C'est depuis cette époque que cette montagne s'appelle le Mont-d'Or et si certains promeneurs paraissent absorbés par la cueillette des gentianes, c'est peut-être qu'ils continuent à chercher la mystérieuse grotte au trésor.

 
 

Le cheval d'Amauri et la source de Fontaine-Ronde

Après avoir enfermé sa femme Berthe dans un étroit cachot, Amauri III de Joux, de retour de croisade, devint incapable de se satisfaire de la vie monotone que ses aïeux avaient toujours menée au château. Sa principale distraction était de passer des journées entières à cheval, par monts et par vaux.

Son coursier préféré était une jument arabe qu'il avait ramenée de Palestine. Un jour qu'il la montait, la lourde herse mal accrochée s'abattit aussitôt après la sortie du château et coupa l'animal en deux. Hanté par ses sombres pensées, le seigneur ne perçut pas l'accident et continua sa course à un train d'enfer.

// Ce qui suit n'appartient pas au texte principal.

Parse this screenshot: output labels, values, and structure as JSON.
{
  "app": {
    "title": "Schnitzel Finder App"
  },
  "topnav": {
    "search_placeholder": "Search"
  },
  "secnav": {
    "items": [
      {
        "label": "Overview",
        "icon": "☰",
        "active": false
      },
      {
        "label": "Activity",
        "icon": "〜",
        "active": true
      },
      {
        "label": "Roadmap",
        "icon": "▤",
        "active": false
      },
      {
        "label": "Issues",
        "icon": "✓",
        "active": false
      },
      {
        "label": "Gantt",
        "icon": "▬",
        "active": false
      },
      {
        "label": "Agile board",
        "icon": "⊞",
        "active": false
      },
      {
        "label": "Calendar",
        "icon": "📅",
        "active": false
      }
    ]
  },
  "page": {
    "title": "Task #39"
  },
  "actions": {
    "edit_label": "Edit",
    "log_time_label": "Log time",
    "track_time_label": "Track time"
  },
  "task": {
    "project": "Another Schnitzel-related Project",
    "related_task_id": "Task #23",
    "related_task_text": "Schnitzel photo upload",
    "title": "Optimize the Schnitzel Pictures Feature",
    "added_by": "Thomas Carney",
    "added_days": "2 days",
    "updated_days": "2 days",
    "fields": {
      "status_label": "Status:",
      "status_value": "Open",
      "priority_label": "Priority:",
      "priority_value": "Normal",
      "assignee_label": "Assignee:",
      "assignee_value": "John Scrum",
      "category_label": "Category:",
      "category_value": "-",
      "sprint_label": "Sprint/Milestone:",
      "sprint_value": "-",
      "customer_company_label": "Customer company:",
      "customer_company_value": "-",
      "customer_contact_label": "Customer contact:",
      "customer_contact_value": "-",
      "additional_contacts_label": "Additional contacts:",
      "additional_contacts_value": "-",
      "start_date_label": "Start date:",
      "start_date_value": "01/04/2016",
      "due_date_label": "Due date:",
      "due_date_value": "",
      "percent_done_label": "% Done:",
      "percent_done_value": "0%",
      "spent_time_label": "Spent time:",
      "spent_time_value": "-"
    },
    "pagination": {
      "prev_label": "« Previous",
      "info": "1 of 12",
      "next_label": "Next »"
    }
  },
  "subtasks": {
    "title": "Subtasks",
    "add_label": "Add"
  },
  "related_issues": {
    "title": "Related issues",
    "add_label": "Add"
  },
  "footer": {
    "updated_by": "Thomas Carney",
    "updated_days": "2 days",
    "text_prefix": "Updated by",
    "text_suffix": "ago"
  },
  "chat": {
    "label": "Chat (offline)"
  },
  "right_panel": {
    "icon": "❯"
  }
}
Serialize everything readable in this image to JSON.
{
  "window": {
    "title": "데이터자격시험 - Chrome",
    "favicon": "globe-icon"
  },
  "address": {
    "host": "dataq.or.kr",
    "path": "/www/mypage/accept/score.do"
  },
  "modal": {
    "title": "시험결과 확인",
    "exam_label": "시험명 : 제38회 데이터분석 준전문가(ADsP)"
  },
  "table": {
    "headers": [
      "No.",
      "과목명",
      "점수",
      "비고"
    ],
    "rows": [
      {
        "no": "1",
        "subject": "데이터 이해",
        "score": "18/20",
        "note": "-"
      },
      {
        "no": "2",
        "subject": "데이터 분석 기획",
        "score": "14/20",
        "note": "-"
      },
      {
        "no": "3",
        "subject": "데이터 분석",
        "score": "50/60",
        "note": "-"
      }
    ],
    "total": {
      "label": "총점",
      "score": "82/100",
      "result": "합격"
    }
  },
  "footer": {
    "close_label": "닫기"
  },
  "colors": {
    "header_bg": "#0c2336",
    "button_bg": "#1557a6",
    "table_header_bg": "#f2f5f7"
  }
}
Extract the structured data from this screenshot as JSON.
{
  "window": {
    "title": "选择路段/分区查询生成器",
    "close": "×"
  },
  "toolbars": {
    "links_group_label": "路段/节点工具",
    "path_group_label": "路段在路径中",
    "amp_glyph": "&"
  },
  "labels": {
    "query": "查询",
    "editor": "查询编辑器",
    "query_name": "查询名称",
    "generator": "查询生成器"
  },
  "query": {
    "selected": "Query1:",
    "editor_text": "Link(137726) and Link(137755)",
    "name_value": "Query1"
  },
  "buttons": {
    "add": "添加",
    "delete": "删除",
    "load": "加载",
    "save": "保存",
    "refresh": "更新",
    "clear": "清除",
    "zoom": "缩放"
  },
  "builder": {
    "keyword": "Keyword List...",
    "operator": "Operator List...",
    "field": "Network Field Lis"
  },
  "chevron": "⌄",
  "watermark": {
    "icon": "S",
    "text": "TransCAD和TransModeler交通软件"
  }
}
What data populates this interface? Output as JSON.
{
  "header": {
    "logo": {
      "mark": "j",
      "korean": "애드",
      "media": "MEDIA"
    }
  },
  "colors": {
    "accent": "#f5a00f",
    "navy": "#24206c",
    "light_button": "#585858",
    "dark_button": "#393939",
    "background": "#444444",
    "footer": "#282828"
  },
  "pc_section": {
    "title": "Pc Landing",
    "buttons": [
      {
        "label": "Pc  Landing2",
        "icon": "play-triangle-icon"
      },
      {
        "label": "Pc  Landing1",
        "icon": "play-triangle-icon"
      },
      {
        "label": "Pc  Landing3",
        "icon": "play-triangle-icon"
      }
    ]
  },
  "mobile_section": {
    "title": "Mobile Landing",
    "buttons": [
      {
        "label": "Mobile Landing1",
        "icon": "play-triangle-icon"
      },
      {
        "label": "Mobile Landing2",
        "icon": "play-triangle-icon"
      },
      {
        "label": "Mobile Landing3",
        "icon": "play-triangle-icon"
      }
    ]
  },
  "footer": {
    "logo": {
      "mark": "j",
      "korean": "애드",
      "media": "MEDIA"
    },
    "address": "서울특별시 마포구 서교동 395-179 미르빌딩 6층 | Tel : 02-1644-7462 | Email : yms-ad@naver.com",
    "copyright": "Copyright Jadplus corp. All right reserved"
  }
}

Arrivée à la Fontaine-Ronde, la jument (ou plutôt la demi-jument) se mit à boire avidement. Ne parvenant pas à lui faire relever la tête, Amauri descendit de l'animal et, épouvanté, s'aperçut que celui-ci ne possédait plus que ses pattes antérieures et que toute l'eau absorbée ressortait sous forme de gros bouillons sanglants de son ventre ouvert. Se signant, le sire de Joux regagna son castel.

Nul n'a jamais revu la jument arabe mais on sait qu'elle se rend périodiquement à la Fontaine-Ronde pour y boire. Sa soif est telle que la source se tarit très souvent. C'est du moins ainsi que les anciens expliquent son intermittence.